The Zimbabwe Senior Hospital Doctors Association (SHDA) has called for the restoration of the rule of law in the health sector after the government abruptly introduced new rules which now make it difficult for doctors to leave the country.
In the Twitter thread below, the SHDA clarifies issues around Certificates of Good Standing (CGS) which have traditionally been granted to doctors when they leave for greener pastures:
A Certificate of Good Standing (CGS) is a document issued by a professional body to a sister professional body as clearance for a colleague with no hanging disciplinary issues regarding patient care and relations with colleagues. MDPCZ [Medical and Dental Practitioners Council of Zimbabwe] plays the role in Zimbabwe.
The term of the MDPCZ council expired on 31st July this year. The councillors are responsible for setting up rules of the council and to oversee its operations including the issuing of Certificates of Good Standing. They never amended the rules.
The new council members are waiting to be inaugurated by the minister of MOHCC who is said to be too busy with other matters for now and therefore they have not yet even convened a meeting. They, therefore, have not officially made any amendments to any rules.
The changes that are purportedly being done at the MDPCZ are actually not being done by the council. It is all coming from an office at the Min of Health whose certainty is undisputed. These changes are null and void as only superficial scrutiny of the law has been done on it.
The CGS is never issued by a government anywhere in the world. The minister only administers the act that governs the operations of the professional body.
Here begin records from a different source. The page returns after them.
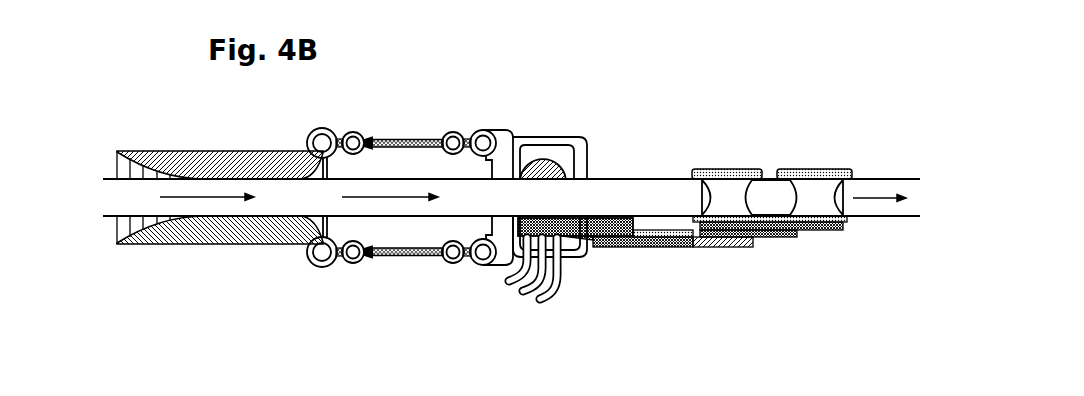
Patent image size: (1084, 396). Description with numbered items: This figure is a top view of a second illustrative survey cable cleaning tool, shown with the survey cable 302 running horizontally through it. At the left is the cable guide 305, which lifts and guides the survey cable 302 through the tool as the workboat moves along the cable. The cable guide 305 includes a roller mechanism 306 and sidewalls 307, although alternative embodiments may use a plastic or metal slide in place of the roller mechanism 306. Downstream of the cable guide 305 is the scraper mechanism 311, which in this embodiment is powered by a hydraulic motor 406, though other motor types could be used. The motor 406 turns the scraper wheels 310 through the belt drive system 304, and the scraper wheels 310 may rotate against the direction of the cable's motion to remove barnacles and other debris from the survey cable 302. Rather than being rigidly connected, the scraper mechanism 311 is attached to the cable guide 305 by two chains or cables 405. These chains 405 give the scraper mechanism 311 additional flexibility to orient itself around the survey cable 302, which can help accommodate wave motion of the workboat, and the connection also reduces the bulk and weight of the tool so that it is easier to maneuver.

The survey cable 302 is at (890, 217).
The belt drive system 304 is at (638, 252).
The cable guide 305 is at (330, 302).
The roller mechanism 306 is at (117, 168).
The sidewalls 307 is at (222, 148).
The scraper wheels 310 is at (818, 168).
The scraper mechanism 311 is at (717, 303).
The chains or cables 405 is at (402, 140).
The hydraulic motor 406 is at (578, 138).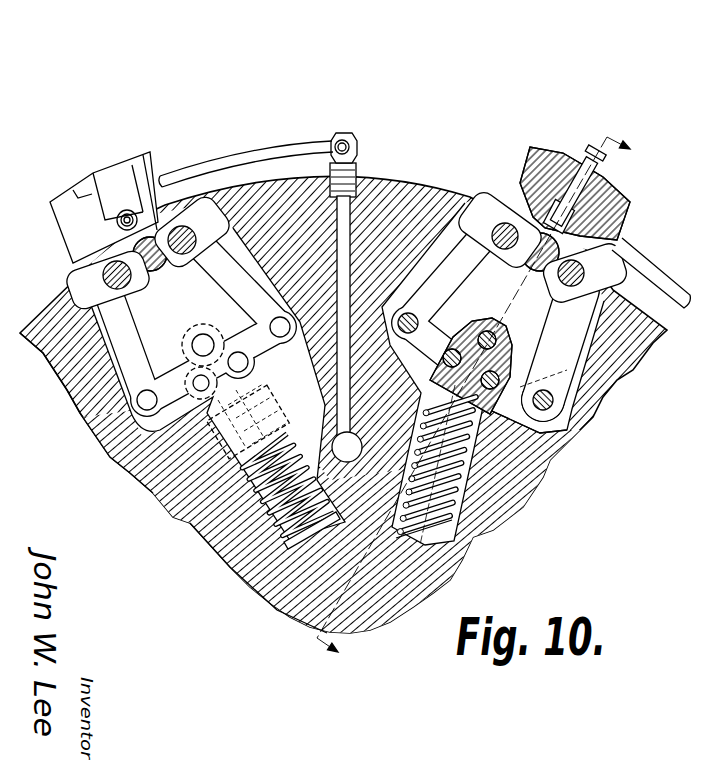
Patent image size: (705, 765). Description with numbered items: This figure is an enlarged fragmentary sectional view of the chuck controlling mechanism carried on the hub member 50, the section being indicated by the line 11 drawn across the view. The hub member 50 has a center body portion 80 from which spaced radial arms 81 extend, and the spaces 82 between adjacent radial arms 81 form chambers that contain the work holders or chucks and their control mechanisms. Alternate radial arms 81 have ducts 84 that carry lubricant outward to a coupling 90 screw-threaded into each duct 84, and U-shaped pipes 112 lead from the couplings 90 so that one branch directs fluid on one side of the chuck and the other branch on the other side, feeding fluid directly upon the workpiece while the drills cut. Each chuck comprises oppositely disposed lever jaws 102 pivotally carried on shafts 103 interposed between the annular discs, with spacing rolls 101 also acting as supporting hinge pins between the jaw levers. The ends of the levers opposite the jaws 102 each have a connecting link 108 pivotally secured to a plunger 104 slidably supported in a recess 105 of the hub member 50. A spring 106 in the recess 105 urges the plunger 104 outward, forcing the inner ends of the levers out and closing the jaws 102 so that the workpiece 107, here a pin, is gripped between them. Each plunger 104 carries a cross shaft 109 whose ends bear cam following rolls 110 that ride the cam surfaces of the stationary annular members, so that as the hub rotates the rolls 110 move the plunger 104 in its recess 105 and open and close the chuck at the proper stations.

The hub member 50 is at (277, 567).
The center body portion 80 is at (413, 593).
The radial arms 81 is at (422, 203).
The spaces 82 is at (110, 363).
The ducts 84 is at (342, 218).
The coupling 90 is at (348, 137).
The spacing rolls 101 is at (162, 270).
The lever jaws 102 is at (530, 150).
The shafts 103 is at (118, 282).
The plunger 104 is at (137, 470).
The recess 105 is at (277, 510).
The spring 106 is at (287, 528).
The workpiece 107 is at (590, 155).
The connecting link 108 is at (155, 383).
The cross shaft 109 is at (203, 342).
The cam following rolls 110 is at (182, 340).
The U-shaped pipes 112 is at (270, 155).
The section line 11- 11 is at (485, 401).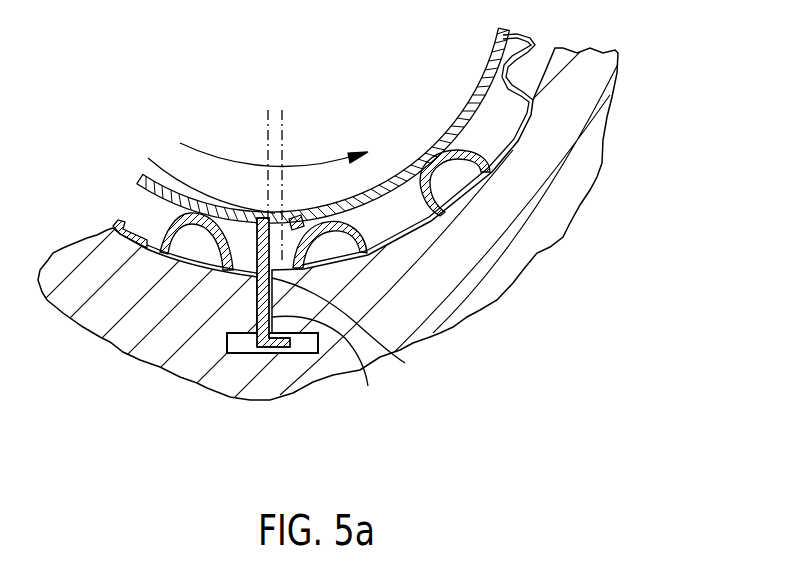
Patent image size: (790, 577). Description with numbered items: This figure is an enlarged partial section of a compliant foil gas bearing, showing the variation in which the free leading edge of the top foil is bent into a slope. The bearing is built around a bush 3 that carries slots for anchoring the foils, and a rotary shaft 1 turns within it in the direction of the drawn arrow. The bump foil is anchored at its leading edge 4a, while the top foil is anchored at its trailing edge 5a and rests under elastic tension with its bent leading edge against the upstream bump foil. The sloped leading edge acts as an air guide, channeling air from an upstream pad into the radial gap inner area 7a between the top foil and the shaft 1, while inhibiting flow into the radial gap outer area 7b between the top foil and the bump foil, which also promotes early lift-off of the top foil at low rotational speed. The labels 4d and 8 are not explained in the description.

The rotary shaft 1 is at (390, 67).
The bush 3 is at (558, 192).
The leading edge of bump foil 4a is at (334, 362).
The rim strip 4d is at (110, 339).
The trailing edge of top foil 5a is at (190, 375).
The radial gap inner area 7a is at (268, 212).
The radial gap outer area 7b is at (354, 330).
The center axis 8 is at (270, 110).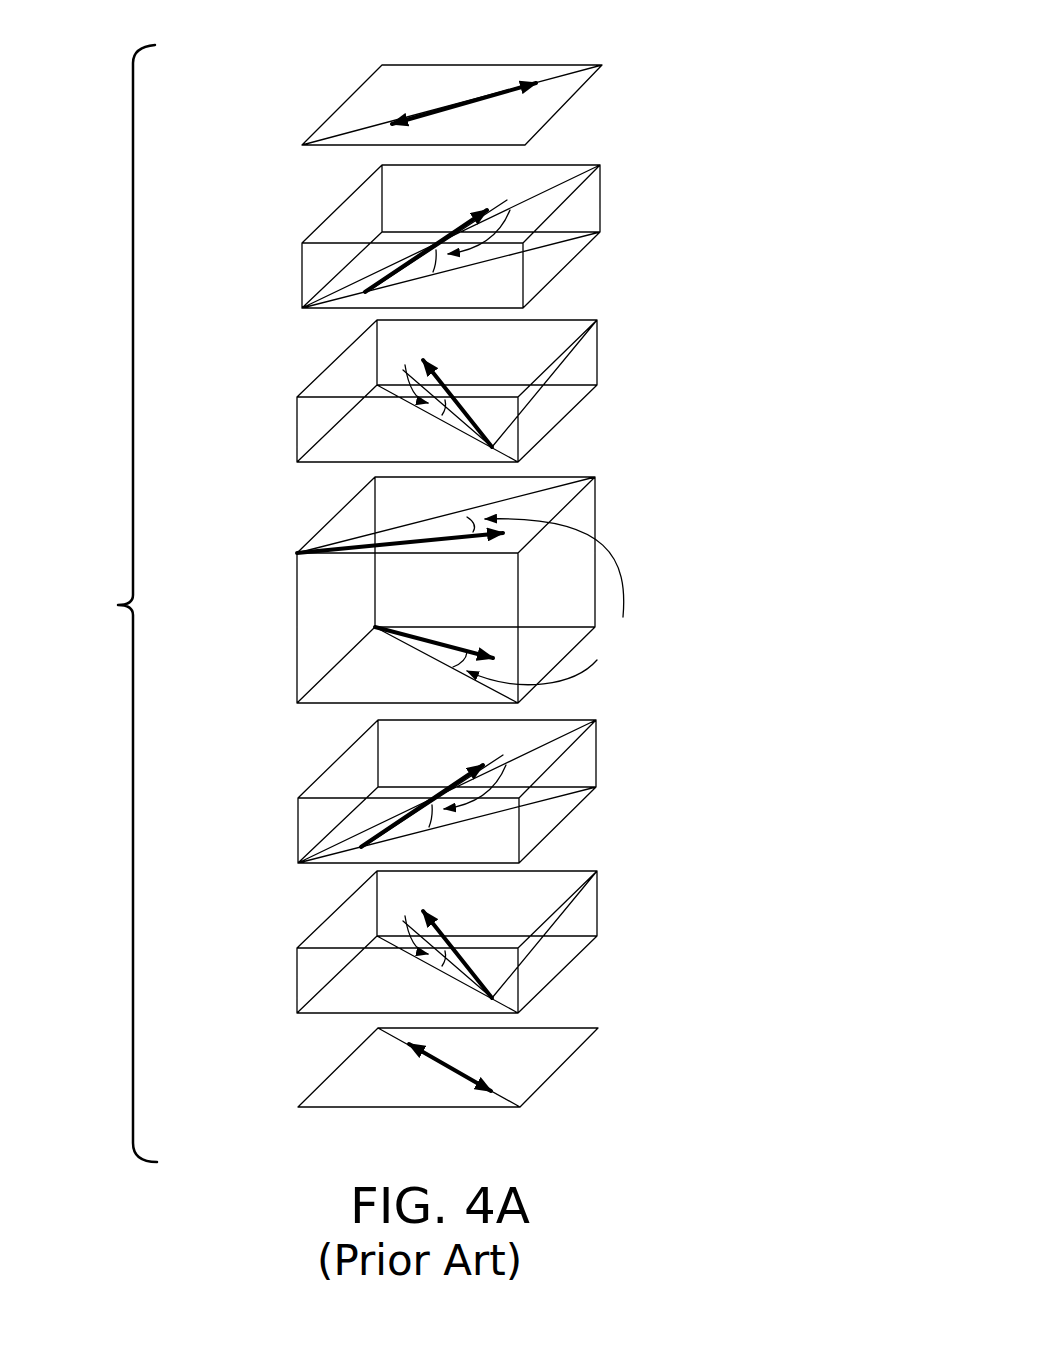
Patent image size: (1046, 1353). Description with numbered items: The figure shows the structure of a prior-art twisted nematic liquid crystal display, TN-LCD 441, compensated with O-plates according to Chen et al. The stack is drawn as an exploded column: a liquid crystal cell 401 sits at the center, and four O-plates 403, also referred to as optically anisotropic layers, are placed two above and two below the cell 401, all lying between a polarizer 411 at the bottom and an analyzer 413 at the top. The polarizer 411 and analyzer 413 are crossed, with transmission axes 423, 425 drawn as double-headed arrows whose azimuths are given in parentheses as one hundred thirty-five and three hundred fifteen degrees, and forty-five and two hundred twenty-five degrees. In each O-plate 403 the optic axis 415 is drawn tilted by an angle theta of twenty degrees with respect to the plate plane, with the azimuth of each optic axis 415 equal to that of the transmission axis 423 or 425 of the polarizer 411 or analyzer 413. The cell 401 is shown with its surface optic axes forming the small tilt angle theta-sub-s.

The TN-LCD 441 is at (112, 603).
The analyzer 413 is at (540, 65).
The transmission axis of the analyzer 425 is at (450, 107).
The O-plate 403 is at (302, 267).
The optic axis 415 is at (455, 227).
The liquid crystal cell 401 is at (297, 633).
The polarizer 411 is at (563, 1027).
The transmission axis of the polarizer 423 is at (440, 1067).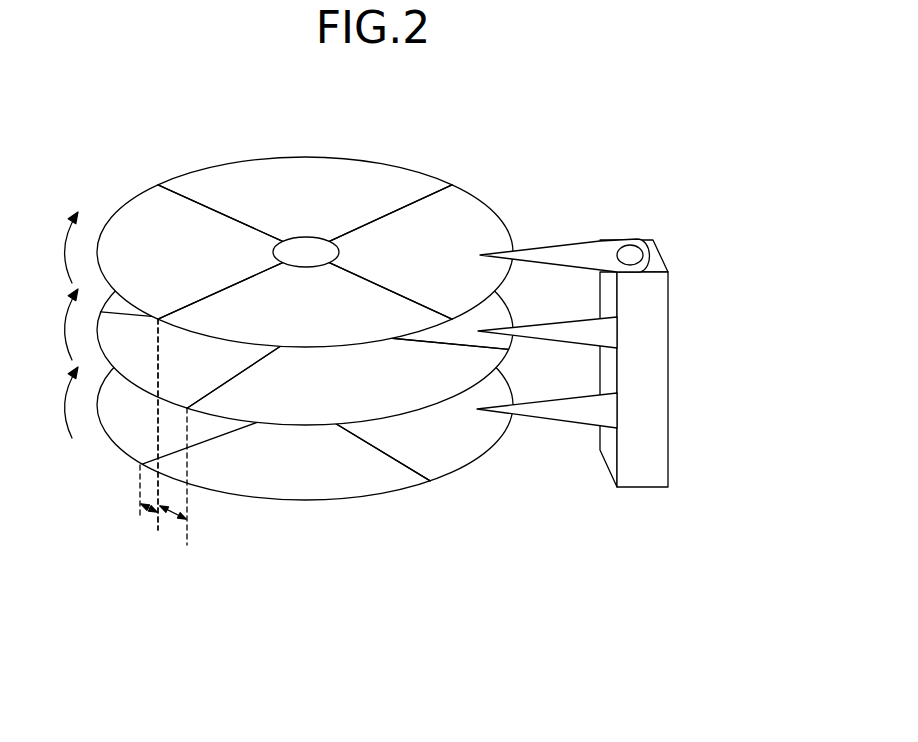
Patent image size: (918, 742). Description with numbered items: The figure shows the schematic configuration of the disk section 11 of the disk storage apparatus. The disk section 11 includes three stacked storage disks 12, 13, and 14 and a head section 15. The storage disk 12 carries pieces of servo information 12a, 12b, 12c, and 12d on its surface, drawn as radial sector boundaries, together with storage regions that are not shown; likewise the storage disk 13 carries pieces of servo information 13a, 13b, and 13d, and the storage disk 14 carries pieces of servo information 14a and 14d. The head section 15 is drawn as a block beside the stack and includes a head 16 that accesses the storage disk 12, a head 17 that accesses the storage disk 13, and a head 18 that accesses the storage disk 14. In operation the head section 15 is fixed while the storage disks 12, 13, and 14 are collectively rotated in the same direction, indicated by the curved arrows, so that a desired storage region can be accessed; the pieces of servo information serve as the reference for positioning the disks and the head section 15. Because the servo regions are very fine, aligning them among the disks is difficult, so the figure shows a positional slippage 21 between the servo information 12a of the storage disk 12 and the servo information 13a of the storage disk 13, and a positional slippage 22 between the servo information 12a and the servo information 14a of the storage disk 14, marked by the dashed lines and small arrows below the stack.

Professional bodies are therefore independent bodies that practice in autonomy. CGS is never denied over labour issues.
The MDPCZ determines which doctor gets a Certificate of Good Standing (CGS) and any unilateral changes to it are a blatant disregard to the rule of law. The MOHCC has trampled on the Health Professions Act while attempting to solve a labour dispute with doctors.
Doctors are asking for PPE, medicines and sundries, and a review of their wages which are now so low that many cannot afford to come to work. Instead of providing solutions, the Govt has decided to throw away the books of the laws of the land.
Sister medical organizations intending to accept visiting or relocating doctors from Zimbabwe have been depending on the CGS. The registering authority has been invaded and until this issue is resolved the system has been poisoned to block migration.
The safe way to get a CGS devoid of political influence is to get two senior doctors signatures as has always been in Zimbabwe. Outside of that, reference letters from senior doctors of repute should be enough. The rule of law must be restored.